曾毓衍在一片讚揚聲中為梁氏舉行了隆重的葬禮。開弔前,曾毓衍在曾家大院門樓前十米開外立起了一塊高大的石碑,碑身正對大門的門縫。石碑高九尺,寬三尺,正面刻了三個隸屬大字,名曰:功德碑。石碑的背面是一集碑文,碑文由曾毓衍親自撰寫,碑名和碑文均由號稱一筆刀的石刻大師李峰親自主刀,其徒伺候左右。石碑端立後,曾毓衍夫婦率眾跪地親祭。斯時,鼓樂爆竹響徹天外,白茫茫的孝服連成一片。前來弔孝的地方紳士和眾多鄉親從未見過如此場面,個個翹指稱讚,激動不已。

在給曾奶奶選塋地時,曾毓衍和王管家都不約而同地想起了多年前梁氏說過的翠柳灣。經風水先生一搭盤,天時、地利、人和及財氣都站全了。於是,曾毓衍在翠柳灣的山麓下,重新開山立祖,將曾奶奶安葬於此。

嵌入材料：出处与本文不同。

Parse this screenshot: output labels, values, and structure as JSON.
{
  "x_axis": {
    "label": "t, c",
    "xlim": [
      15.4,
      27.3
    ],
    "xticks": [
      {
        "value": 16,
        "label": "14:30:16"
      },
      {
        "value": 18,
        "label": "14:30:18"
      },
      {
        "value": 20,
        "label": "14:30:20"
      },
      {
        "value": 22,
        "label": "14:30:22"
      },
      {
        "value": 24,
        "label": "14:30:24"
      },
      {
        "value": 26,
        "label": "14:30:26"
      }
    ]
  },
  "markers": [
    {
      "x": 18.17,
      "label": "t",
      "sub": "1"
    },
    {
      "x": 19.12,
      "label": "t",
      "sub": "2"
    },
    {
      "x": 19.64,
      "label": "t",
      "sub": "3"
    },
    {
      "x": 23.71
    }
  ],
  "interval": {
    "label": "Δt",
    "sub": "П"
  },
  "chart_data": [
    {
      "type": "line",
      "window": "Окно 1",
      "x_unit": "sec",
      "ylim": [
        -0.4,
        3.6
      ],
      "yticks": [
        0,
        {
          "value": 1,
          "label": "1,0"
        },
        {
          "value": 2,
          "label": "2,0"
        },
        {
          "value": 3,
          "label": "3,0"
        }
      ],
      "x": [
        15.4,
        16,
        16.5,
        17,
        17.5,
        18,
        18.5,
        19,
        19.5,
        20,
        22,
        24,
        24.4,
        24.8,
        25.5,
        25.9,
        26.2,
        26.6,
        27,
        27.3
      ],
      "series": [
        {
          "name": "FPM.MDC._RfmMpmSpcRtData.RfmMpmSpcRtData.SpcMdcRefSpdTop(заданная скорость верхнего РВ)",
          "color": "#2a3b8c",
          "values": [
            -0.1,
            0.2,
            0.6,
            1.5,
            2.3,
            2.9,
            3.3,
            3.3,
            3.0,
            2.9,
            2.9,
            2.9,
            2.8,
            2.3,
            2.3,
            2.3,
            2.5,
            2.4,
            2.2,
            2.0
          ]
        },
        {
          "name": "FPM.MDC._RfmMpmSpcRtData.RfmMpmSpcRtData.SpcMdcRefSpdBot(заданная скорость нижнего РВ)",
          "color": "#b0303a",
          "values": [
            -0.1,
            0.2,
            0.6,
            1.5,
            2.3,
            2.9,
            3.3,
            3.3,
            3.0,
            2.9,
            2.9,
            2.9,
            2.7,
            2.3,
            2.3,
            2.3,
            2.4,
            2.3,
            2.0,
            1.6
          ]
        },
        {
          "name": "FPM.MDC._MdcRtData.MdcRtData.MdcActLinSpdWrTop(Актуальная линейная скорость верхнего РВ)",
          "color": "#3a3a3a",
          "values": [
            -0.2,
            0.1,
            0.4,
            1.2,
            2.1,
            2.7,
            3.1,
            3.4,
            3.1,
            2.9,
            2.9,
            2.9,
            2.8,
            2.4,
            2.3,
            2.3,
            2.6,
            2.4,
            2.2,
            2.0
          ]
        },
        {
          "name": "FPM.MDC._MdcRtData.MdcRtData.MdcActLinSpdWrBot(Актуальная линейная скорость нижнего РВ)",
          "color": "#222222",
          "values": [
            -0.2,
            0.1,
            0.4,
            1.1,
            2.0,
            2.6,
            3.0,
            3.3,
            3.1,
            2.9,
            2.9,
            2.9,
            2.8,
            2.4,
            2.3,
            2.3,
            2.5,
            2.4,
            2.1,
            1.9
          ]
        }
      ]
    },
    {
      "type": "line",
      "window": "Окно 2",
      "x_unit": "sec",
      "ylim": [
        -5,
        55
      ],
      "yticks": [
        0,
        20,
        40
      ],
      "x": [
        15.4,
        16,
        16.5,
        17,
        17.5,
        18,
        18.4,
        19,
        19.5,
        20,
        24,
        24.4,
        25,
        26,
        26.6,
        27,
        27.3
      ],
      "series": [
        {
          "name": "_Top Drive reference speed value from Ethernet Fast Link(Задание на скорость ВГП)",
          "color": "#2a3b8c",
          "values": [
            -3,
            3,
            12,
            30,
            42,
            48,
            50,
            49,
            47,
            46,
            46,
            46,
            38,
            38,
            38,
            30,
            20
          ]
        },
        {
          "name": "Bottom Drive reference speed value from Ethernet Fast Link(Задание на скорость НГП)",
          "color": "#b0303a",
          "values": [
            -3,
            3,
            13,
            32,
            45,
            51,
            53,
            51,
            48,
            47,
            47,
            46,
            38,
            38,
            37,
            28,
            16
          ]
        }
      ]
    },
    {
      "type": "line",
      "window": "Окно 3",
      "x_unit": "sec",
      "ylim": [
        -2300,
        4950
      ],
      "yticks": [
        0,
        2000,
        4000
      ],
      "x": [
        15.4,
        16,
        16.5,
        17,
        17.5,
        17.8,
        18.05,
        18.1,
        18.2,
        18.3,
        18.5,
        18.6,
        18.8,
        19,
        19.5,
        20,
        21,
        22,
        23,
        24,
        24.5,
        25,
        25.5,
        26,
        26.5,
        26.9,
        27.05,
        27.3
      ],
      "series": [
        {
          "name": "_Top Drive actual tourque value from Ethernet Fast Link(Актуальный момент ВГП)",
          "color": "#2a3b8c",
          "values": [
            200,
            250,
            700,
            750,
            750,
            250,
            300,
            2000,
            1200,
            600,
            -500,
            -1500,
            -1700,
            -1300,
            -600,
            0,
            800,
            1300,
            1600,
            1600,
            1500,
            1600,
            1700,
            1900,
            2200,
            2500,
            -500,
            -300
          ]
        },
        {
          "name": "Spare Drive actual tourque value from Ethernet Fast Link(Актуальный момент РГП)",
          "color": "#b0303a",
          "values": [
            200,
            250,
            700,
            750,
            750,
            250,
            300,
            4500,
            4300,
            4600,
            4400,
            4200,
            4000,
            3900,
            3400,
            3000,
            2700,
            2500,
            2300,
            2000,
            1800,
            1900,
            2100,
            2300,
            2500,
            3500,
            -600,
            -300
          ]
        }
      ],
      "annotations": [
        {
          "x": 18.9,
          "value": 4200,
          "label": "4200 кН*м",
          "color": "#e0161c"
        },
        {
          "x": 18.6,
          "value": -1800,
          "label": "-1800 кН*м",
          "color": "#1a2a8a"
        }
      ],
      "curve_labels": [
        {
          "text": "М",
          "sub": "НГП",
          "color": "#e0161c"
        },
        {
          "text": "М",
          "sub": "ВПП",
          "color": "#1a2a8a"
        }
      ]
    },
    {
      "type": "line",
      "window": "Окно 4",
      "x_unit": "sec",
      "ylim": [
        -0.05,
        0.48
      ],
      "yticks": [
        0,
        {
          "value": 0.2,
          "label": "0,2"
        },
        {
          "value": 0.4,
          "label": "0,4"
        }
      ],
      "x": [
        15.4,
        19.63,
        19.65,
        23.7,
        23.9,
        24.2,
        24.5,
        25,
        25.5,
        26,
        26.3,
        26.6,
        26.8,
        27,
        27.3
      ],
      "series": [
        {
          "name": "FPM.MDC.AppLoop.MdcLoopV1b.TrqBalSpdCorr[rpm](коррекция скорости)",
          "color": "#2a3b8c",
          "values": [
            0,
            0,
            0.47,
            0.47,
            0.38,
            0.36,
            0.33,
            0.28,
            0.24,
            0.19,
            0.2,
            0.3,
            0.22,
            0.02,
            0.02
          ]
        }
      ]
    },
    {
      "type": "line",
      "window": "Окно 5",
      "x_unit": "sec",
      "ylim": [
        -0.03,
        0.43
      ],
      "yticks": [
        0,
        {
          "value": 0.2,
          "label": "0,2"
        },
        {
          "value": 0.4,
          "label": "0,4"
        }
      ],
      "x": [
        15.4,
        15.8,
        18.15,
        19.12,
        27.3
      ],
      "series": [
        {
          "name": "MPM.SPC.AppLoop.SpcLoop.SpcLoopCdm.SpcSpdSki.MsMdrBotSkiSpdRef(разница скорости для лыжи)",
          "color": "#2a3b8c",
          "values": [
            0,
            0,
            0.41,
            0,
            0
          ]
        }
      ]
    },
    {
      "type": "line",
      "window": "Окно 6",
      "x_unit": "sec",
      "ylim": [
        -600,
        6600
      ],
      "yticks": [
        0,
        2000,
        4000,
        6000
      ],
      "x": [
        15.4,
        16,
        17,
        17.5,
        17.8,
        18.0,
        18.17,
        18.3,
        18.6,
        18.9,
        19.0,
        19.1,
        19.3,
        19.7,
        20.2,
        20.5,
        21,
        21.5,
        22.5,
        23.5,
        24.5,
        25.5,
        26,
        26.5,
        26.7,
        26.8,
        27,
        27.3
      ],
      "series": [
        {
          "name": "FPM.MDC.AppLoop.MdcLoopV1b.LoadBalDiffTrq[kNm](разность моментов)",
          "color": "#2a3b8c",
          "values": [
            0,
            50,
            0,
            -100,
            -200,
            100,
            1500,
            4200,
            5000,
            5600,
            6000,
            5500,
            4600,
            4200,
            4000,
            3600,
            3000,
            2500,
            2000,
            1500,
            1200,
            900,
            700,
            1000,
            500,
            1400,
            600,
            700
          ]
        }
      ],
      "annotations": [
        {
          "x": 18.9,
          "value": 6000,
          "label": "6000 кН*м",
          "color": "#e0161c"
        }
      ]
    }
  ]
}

曾奶奶的屍骨安葬後,曾毓衍又花重金為梁氏修建塋地。塋地的造價和規模遠遠超過了任何一個先祖。從荷花鎮向南約一里地就是翠柳灣,灣口是一湖碧水,清澈如鏡。湖邊無數萋萋的萱草盛開著橙紅色的花朵,如夢境一般。湖畔鋪了一段石條臺階,拾階而上,曲徑通幽,遠處也是一望無際的萱草。高處是一個平臺,平臺左右各是一個六角涼亭。涼亭過後,是一個高大的石質牌坊。牌坊坐北朝南,寬三丈有六,高丈二,四柱中立,立柱以祥雲石楔扶腳,分東、中、西三路進道,中頂高於側頂二尺一寸,頂雕祥雲獸角。上刻四個抹紅大字:“翠湖紅萱”。中間的立柱上是一副對聯,聯為曾毓衍親撰。聯曰:

名為媳,實為母,慈懷越先輩,

道作地,善作天,範舉傳子孫!

過了牌坊,就是梁氏曾奶奶的塋地。墳頭是用青灰色石料箍成的橢球狀外形,墳沿是用青石砌成的立邊。墓前立有一碑,碑身為黑色,碑中央刻著一行凝重的塗白大字:“恩媳 曾府梁氏諱玉英 之墓”,落款為“叔公曾毓衍攜妻跪立”。